British school children can't compete with China or Russia believes Durham academic

A Durham University professor believes the self-sacrifice of the Chinese and Russian approach to education can never be replicated in Britain

Professor Julian Elliot, Professor of Education at Durham University
Professor Julian Elliot, Professor of Education at Durham University
 

British pupils will never be able to compete educationally with China or former Soviet countries and a battle to top international league tables is a fruitless task.

This stark message from a professor of education at a North East university comes as Britain is revealed as having slipped to 26th place globally in the educational attainment levels of 15-year-olds.

He said British school children won’t ‘roll up their sleeves’ and work hard enough while he also criticises the Government for attempting to cherry pick policies to raise standards against an entrenched tide of opinion on the value of education.

Professor Julian Elliot, based at Durham University, said: “The issue is that we either say we want to be like the people in these countries or not. We could try but our society would not embrace that way of working, so we shouldn’t try to play that game.

“In some places 85% of pupils have night classes. Some students go to school six days a week. People here don’t want to be in a ‘Tiger Mum’ environment.

“In Confucian societies the belief going back all that time is the belief in the importance of being educated.

“If you want to be the best pianist in the country you have to play the piano for five hours a day and most people would say it’s not a price we would want to pay to be that good.”

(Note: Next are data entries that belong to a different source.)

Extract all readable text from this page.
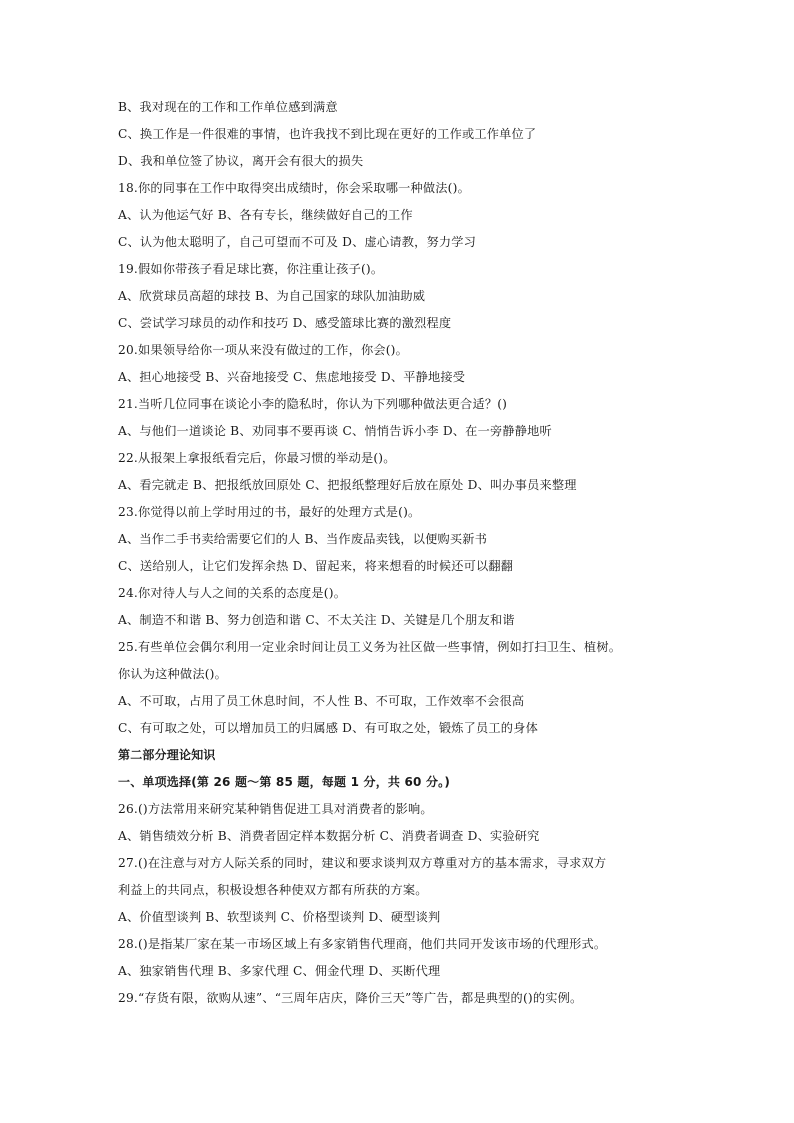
B、我对现在的工作和工作单位感到满意
C、换工作是一件很难的事情，也许我找不到比现在更好的工作或工作单位了
D、我和单位签了协议，离开会有很大的损失
18.你的同事在工作中取得突出成绩时，你会采取哪一种做法()。
A、认为他运气好 B、各有专长，继续做好自己的工作
C、认为他太聪明了，自己可望而不可及 D、虚心请教，努力学习
19.假如你带孩子看足球比赛，你注重让孩子()。
A、欣赏球员高超的球技 B、为自己国家的球队加油助威
C、尝试学习球员的动作和技巧 D、感受篮球比赛的激烈程度
20.如果领导给你一项从来没有做过的工作，你会()。
A、担心地接受 B、兴奋地接受 C、焦虑地接受 D、平静地接受
21.当听几位同事在谈论小李的隐私时，你认为下列哪种做法更合适？()
A、与他们一道谈论 B、劝同事不要再谈 C、悄悄告诉小李 D、在一旁静静地听
22.从报架上拿报纸看完后，你最习惯的举动是()。
A、看完就走 B、把报纸放回原处 C、把报纸整理好后放在原处 D、叫办事员来整理
23.你觉得以前上学时用过的书，最好的处理方式是()。
A、当作二手书卖给需要它们的人 B、当作废品卖钱，以便购买新书
C、送给别人，让它们发挥余热 D、留起来，将来想看的时候还可以翻翻
24.你对待人与人之间的关系的态度是()。
A、制造不和谐 B、努力创造和谐 C、不太关注 D、关键是几个朋友和谐
25.有些单位会偶尔利用一定业余时间让员工义务为社区做一些事情，例如打扫卫生、植树。
你认为这种做法()。
A、不可取，占用了员工休息时间，不人性 B、不可取，工作效率不会很高
C、有可取之处，可以增加员工的归属感 D、有可取之处，锻炼了员工的身体
第二部分理论知识
一、单项选择(第 26 题～第 85 题，每题 1 分，共 60 分。)
26.()方法常用来研究某种销售促进工具对消费者的影响。
A、销售绩效分析 B、消费者固定样本数据分析 C、消费者调查 D、实验研究
27.()在注意与对方人际关系的同时，建议和要求谈判双方尊重对方的基本需求，寻求双方
利益上的共同点，积极设想各种使双方都有所获的方案。
A、价值型谈判 B、软型谈判 C、价格型谈判 D、硬型谈判
28.()是指某厂家在某一市场区域上有多家销售代理商，他们共同开发该市场的代理形式。
A、独家销售代理 B、多家代理 C、佣金代理 D、买断代理
29.“存货有限，欲购从速”、“三周年店庆，降价三天”等广告，都是典型的()的实例。
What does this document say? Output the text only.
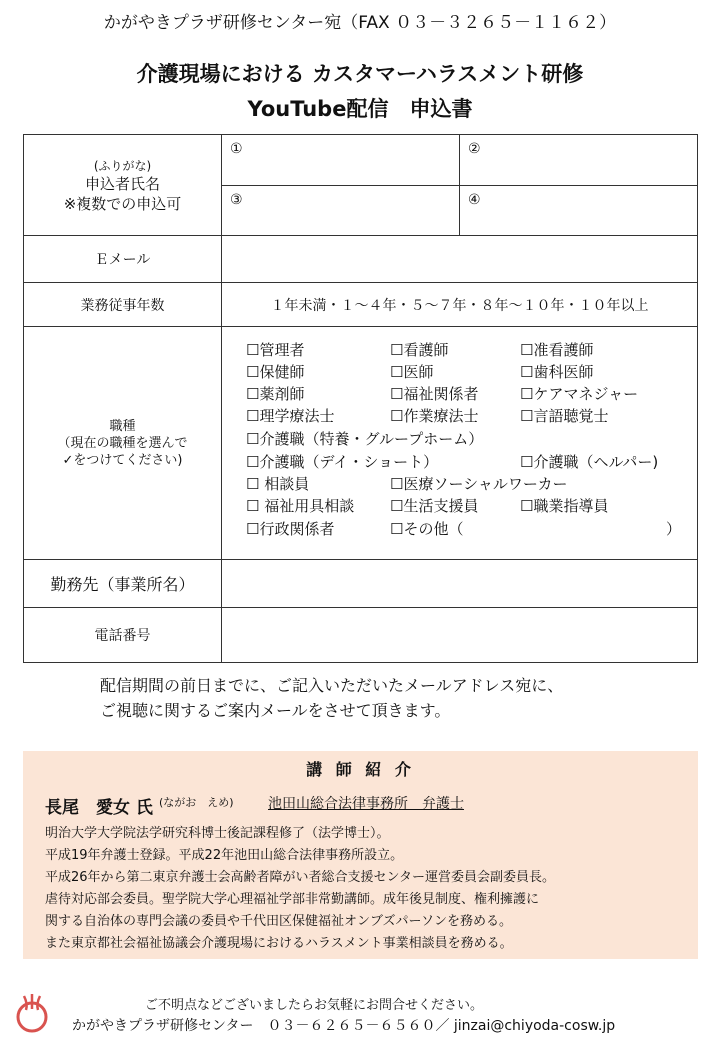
かがやきプラザ研修センター宛（FAX ０３－３２６５－１１６２）
介護現場における カスタマーハラスメント研修
YouTube配信　申込書
(ふりがな)
申込者氏名
※複数での申込可

①	②

③	④

Ｅメール	
業務従事年数	１年未満・１～４年・５～７年・８年～１０年・１０年以上

職種
（現在の職種を選んで
✓をつけてください)

☐管理者	☐看護師	☐准看護師
☐保健師	☐医師	☐歯科医師
☐薬剤師	☐福祉関係者	☐ケアマネジャー
☐理学療法士	☐作業療法士	☐言語聴覚士
☐介護職（特養・グループホーム）
☐介護職（デイ・ショート）	☐介護職（ヘルパー)
☐ 相談員	☐医療ソーシャルワーカー
☐ 福祉用具相談 ☐生活支援員	☐職業指導員
☐行政関係者	☐その他（	）

勤務先（事業所名）	
電話番号	
配信期間の前日までに、ご記入いただいたメールアドレス宛に、
ご視聴に関するご案内メールをさせて頂きます。
講 師 紹 介
長尾　愛女 氏 (ながお　えめ) 池田山総合法律事務所　弁護士
明治大学大学院法学研究科博士後記課程修了（法学博士）。
平成19年弁護士登録。平成22年池田山総合法律事務所設立。
平成26年から第二東京弁護士会高齢者障がい者総合支援センター運営委員会副委員長。
虐待対応部会委員。聖学院大学心理福祉学部非常勤講師。成年後見制度、権利擁護に
関する自治体の専門会議の委員や千代田区保健福祉オンブズパーソンを務める。
また東京都社会福祉協議会介護現場におけるハラスメント事業相談員を務める。
ご不明点などございましたらお気軽にお問合せください。
かがやきプラザ研修センター　０３－６２６５－６５６０／ jinzai@chiyoda-cosw.jp
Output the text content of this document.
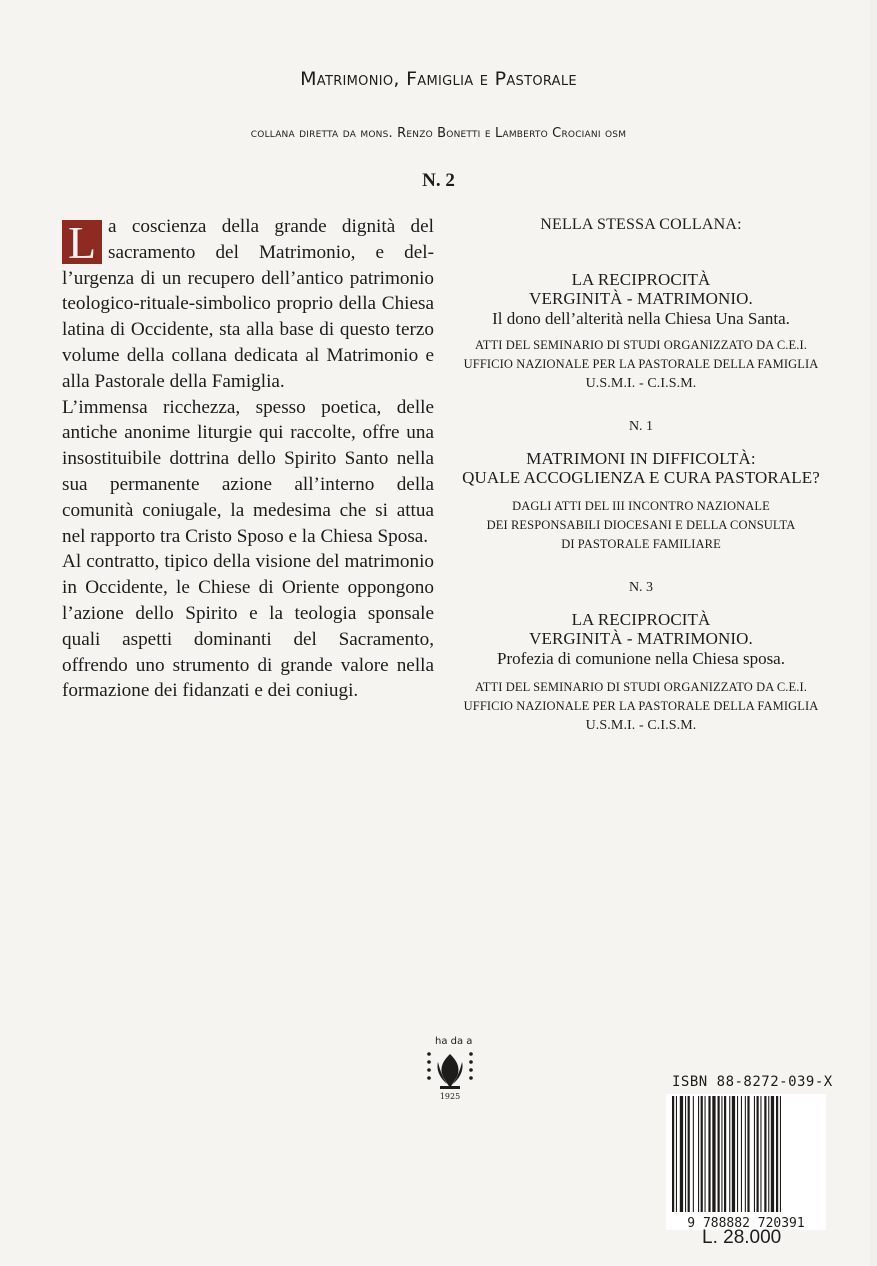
Matrimonio, Famiglia e Pastorale
collana diretta da mons. Renzo Bonetti e Lamberto Crociani osm
N. 2
L a coscienza della grande dignità del sacramento del Matrimonio, e dell’urgenza di un recupero dell’antico patrimonio teologico-rituale-simbolico proprio della Chiesa latina di Occidente, sta alla base di questo terzo volume della collana dedicata al Matrimonio e alla Pastorale della Famiglia.

L’immensa ricchezza, spesso poetica, delle antiche anonime liturgie qui raccolte, offre una insostituibile dottrina dello Spirito Santo nella sua permanente azione all’interno della comunità coniugale, la medesima che si attua nel rapporto tra Cristo Sposo e la Chiesa Sposa.

Al contratto, tipico della visione del matrimonio in Occidente, le Chiese di Oriente oppongono l’azione dello Spirito e la teologia sponsale quali aspetti dominanti del Sacramento, offrendo uno strumento di grande valore nella formazione dei fidanzati e dei coniugi.

NELLA STESSA COLLANA:
LA RECIPROCITÀ
VERGINITÀ - MATRIMONIO.
Il dono dell’alterità nella Chiesa Una Santa.
ATTI DEL SEMINARIO DI STUDI ORGANIZZATO DA C.E.I.
UFFICIO NAZIONALE PER LA PASTORALE DELLA FAMIGLIA
U.S.M.I. - C.I.S.M.
N. 1
MATRIMONI IN DIFFICOLTÀ:
QUALE ACCOGLIENZA E CURA PASTORALE?
DAGLI ATTI DEL III INCONTRO NAZIONALE
DEI RESPONSABILI DIOCESANI E DELLA CONSULTA
DI PASTORALE FAMILIARE
N. 3
LA RECIPROCITÀ
VERGINITÀ - MATRIMONIO.
Profezia di comunione nella Chiesa sposa.
ATTI DEL SEMINARIO DI STUDI ORGANIZZATO DA C.E.I.
UFFICIO NAZIONALE PER LA PASTORALE DELLA FAMIGLIA
U.S.M.I. - C.I.S.M.
ha da a
1925
ISBN 88-8272-039-X
9 788882 720391
L. 28.000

His comments come as the UK’s performance in major international education rankings has stagnated, leaving the nation’s teenagers lagging far behind their peers in East Asian countries and cities like Japan, Hong Kong and Shanghai.

Despite the UK spending more than average on education, there has been no change in the country’s abilities in reading, maths and science in the past six years, according to the latest results from the Programme for International Student Assessment (PISA) study 2012.

The UK failed to make the top 20 for any of the subjects, coming 26th for maths, 23rd for reading and 21st for science.

The AHT (National Association of Head Teachers) said there was much to be learned from studies comparing different countries’ education systems but that too often, cherry-picked data from reports like PISA eclipsed the lessons we could be learning.

Russell Hobby, general secretary of NAHT, said: “Collecting data from sources like PISA can be extremely valuable as is learning from other countries. Unfortunately, the raw data has too often been misused by politicians to drive their own agendas. They see what they want to see and ignore information which conflicts. This results in shallow and damaging interpretations which detract from the value of the study.”

Countries where there is a more unequal economic base also tend to fare worse educationally in the league table, said Prof Elliott, due to centuries of entrenched sense of the individual and collective.

He said: “In Britain we encourage children to have their own opinions and to be individual and autonomous and self-determining. You will get youngsters in schools from infant school saying ‘I’m not doing it’ You don’t get that in a Russian school, it’s not heard of.

“There’s also competiveness from those countries. Even disadvantaged people believe education is still a route out. Kids from the North East of England from disadvantaged estates, they do not believe that if they roll their sleeves up and work hard, it will transform their lives and I spend a lot of time working in disadvantaged areas.

“We need to try and get our teachers better and get youngsters to believe about buying into education.”

More than half a million 15-year-olds from 65 countries took part in the Organisation for Economic Co-operation and Development’s (OECD) study last year, which assesses how students could use their knowledge and skills in real life, rather than just repeating facts and figures.

In Prof Elliott’s research, which is due to be published in the academic journal Comparative Education next year, he explains how it is not possible to directly import classroom practices from Asia because they are dependent upon attitudes, behaviours and values that are not commonly found in the UK.

He said: “Calls to raise the status of UK teachers continue to be made but, of course, the extent to which a society respects this profession is a reflection of how much it values the process of education itself.”